シナリオの良さが故に(ぉ)、叩かれまくったシステムだが……今作はそれなりに使いやすいシステムになっている。既読スキップやバックログ表示、ショートカットキーなどにも対応して、使い心地は悪くない。まぁ、突っ込んで言えば「日付が変わるたびにスキップが止まる」とか「そもそもスキップスピードが遅すぎ」とか「改行改頁アイコンが無い」とか色々とあるのだが、そこまで求めてはいけない。まして前作ユーザーなら(笑)

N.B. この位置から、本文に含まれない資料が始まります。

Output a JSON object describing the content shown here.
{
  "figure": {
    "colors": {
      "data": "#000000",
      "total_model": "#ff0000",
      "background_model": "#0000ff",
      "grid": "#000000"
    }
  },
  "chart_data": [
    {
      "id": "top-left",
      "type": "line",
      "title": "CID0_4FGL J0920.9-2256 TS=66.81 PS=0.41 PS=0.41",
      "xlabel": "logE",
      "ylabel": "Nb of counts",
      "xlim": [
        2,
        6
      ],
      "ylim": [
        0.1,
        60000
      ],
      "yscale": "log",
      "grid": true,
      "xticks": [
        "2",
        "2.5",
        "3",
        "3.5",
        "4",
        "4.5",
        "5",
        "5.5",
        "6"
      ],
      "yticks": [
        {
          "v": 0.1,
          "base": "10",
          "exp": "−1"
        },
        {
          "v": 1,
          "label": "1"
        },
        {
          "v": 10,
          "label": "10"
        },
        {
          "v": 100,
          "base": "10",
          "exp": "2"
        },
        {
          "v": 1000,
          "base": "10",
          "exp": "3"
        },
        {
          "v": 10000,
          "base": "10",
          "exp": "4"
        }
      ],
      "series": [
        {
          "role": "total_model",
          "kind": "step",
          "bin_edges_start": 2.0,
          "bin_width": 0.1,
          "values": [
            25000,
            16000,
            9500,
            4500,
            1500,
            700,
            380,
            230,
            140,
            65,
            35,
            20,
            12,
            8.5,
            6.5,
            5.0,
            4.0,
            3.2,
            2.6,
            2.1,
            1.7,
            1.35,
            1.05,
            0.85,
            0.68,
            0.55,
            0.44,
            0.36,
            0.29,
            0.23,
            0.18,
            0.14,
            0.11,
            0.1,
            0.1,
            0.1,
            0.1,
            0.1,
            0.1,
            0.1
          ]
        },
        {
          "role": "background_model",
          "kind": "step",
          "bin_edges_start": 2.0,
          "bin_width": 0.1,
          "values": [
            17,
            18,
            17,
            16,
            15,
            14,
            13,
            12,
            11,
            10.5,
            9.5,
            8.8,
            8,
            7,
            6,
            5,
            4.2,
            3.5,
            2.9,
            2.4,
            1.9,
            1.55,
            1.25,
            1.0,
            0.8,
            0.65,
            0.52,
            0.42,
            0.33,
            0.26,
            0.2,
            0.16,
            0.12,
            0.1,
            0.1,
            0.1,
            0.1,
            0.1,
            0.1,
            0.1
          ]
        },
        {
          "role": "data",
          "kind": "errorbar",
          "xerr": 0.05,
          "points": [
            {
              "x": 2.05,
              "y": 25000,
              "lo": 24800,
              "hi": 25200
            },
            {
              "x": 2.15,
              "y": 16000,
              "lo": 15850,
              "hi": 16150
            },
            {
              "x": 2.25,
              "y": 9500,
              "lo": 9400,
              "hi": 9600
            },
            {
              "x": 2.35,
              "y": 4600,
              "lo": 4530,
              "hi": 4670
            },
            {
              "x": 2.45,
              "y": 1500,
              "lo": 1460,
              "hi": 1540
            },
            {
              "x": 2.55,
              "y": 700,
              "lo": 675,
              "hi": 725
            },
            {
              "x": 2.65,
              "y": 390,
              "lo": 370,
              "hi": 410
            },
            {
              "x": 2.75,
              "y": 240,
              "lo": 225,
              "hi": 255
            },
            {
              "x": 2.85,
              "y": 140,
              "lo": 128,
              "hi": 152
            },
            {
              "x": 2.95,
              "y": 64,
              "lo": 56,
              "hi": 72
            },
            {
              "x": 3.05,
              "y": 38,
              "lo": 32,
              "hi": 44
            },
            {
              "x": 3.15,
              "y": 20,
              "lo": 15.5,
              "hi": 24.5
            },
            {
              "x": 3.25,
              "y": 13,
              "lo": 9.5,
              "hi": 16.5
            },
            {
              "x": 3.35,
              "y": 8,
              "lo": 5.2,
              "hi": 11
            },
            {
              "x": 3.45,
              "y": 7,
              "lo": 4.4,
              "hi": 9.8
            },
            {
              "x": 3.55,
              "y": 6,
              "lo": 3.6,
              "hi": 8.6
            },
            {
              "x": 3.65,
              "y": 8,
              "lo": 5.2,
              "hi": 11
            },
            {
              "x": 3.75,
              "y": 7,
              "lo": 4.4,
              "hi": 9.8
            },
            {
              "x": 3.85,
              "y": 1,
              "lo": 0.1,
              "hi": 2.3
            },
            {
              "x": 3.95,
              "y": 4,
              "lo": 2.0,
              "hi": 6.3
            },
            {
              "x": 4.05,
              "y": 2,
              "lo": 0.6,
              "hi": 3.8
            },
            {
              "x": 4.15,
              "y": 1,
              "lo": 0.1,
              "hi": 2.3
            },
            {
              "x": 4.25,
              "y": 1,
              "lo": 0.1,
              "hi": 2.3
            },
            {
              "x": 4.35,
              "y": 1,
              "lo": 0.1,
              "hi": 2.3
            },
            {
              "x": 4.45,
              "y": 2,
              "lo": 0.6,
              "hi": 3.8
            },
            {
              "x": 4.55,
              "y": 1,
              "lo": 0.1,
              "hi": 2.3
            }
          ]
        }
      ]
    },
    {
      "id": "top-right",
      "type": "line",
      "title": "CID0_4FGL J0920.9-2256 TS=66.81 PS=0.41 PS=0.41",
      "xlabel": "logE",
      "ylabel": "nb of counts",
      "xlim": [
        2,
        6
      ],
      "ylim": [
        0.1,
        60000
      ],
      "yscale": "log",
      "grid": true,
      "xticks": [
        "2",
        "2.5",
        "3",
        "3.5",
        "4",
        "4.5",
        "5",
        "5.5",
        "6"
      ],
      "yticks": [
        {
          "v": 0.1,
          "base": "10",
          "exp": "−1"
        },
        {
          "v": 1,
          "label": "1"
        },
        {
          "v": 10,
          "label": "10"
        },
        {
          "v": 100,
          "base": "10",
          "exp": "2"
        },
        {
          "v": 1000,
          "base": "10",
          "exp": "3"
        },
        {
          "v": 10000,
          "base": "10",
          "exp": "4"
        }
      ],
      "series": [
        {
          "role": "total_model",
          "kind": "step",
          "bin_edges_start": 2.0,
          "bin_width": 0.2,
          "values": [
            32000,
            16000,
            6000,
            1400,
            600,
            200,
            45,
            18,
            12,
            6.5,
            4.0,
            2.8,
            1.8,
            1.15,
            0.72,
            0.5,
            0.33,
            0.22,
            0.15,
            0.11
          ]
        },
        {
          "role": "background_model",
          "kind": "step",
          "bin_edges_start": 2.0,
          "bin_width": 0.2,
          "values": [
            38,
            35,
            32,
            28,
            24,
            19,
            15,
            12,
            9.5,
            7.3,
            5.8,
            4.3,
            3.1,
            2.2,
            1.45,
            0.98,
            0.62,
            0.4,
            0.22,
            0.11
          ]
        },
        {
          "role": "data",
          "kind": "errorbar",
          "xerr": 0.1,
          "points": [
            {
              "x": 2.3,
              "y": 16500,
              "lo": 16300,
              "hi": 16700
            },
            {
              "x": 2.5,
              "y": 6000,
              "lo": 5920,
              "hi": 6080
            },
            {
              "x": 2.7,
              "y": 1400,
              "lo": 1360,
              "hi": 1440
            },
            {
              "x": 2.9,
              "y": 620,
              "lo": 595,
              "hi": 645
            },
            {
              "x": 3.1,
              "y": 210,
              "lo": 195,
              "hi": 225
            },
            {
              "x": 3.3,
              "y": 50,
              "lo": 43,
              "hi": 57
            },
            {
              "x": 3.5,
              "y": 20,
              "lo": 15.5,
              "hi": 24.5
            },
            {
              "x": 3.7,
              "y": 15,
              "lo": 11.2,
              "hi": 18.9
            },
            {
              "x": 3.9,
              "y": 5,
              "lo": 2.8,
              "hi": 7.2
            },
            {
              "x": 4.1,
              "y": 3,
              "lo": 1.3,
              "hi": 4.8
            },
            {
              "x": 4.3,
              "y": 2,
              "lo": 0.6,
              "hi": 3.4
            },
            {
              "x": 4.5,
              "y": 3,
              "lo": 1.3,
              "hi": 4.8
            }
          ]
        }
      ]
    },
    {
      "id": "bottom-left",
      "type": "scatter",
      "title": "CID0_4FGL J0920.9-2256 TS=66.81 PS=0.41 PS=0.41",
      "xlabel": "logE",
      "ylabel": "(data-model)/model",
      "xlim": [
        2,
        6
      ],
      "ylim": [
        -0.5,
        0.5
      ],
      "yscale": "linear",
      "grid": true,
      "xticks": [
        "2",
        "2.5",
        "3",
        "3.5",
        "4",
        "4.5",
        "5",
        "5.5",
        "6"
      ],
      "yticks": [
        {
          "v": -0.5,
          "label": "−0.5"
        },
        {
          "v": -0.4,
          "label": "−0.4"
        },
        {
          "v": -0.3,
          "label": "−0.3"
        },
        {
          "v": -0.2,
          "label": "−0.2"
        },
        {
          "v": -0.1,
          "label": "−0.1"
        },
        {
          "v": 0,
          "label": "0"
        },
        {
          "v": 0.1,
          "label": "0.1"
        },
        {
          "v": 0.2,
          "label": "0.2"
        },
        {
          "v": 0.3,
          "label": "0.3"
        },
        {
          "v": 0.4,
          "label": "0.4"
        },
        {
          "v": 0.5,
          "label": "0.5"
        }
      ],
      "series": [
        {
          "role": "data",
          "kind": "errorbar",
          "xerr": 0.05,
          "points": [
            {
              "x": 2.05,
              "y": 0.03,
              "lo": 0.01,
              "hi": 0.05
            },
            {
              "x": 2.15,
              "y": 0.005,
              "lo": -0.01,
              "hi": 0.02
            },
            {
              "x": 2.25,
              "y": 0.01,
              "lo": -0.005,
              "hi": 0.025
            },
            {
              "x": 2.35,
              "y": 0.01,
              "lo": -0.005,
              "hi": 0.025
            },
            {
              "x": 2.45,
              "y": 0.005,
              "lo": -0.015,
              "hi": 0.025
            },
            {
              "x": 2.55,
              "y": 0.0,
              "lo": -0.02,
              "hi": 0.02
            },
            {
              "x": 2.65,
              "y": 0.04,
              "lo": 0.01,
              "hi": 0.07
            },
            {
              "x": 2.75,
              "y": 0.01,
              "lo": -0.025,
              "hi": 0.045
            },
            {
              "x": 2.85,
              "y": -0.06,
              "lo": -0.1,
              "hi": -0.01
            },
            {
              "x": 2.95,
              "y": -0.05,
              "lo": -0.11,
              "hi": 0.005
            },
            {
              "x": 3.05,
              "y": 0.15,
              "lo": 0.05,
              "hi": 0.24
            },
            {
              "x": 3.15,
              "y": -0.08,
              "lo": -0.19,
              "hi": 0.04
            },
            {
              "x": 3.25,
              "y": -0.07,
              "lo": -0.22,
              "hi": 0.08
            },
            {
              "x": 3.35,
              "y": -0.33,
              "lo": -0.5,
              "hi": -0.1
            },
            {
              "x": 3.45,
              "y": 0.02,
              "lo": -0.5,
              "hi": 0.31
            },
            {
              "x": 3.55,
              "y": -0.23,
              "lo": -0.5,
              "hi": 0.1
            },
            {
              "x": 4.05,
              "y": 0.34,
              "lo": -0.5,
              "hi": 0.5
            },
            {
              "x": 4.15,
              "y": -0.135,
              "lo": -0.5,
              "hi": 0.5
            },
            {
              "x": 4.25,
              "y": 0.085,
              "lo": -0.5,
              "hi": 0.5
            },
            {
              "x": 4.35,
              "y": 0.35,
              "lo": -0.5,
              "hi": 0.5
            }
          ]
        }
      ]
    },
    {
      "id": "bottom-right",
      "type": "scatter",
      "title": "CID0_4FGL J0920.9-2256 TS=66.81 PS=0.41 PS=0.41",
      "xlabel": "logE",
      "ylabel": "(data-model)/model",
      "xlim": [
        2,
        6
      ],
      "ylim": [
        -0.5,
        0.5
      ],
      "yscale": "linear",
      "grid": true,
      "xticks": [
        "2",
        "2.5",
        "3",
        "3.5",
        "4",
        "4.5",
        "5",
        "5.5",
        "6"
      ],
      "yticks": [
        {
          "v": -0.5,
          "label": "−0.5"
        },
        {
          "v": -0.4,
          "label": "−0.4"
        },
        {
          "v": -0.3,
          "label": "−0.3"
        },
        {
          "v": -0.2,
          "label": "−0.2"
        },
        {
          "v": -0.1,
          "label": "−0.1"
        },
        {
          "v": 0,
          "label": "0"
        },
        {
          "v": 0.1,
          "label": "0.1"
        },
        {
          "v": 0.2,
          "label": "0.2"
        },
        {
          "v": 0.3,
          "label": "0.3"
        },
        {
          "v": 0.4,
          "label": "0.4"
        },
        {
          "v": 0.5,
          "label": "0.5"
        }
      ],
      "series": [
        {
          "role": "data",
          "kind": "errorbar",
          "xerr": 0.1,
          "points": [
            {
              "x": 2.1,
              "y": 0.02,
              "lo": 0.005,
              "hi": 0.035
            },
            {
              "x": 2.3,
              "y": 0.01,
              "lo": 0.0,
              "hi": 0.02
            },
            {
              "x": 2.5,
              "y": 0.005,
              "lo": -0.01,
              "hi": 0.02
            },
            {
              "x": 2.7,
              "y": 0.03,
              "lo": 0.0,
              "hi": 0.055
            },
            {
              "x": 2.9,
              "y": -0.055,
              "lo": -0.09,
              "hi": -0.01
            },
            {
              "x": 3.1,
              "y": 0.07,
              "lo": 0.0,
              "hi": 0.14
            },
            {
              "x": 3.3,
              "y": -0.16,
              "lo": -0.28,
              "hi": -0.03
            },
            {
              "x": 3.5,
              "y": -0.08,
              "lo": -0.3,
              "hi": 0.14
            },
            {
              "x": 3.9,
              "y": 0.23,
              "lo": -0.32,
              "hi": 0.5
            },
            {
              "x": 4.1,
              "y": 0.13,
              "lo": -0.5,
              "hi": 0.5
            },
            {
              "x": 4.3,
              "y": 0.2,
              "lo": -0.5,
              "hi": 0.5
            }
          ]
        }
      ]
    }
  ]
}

タイトル画面にスタートとCGモードしか無い。セーブロードスタートが無いのだ。右クリックからしかロードが実行できない。
システムの安定性は前作に比べると格段に良いようだ。
主人公は冨夫と言う。5年生。……おいおい、前作より1学年下がってますよ、ヨロシイんですか? って言うか気付けよソフ倫。
かなり泣き虫のいじめられタイプ。
何か困ったことがあると「○○だよ、お母さん……」とマザコンの気があるようだ……いや、このぐらいの年齢でいじめられっ子タイプなら当たり前か。むしろ、「父さん、今日も富良野は……」と北の国からを連想させる語りである(笑)
のえる、登場。
毎朝起こしに来てくれるらしい幼馴染みで、主人公にとって姉のような存在か。同級生。
逆さ立った後ろ髪が印象的。主人公の隣の家でパン屋の娘。
くるみ、登場。
のえるに起こされた後、主人公とのえるはくるみを起こしに隣の家へ……と言った感じの、幼馴染み。くるみの方は2〜3歳年下なのではないかと言うぐらい妹的存在。同級生。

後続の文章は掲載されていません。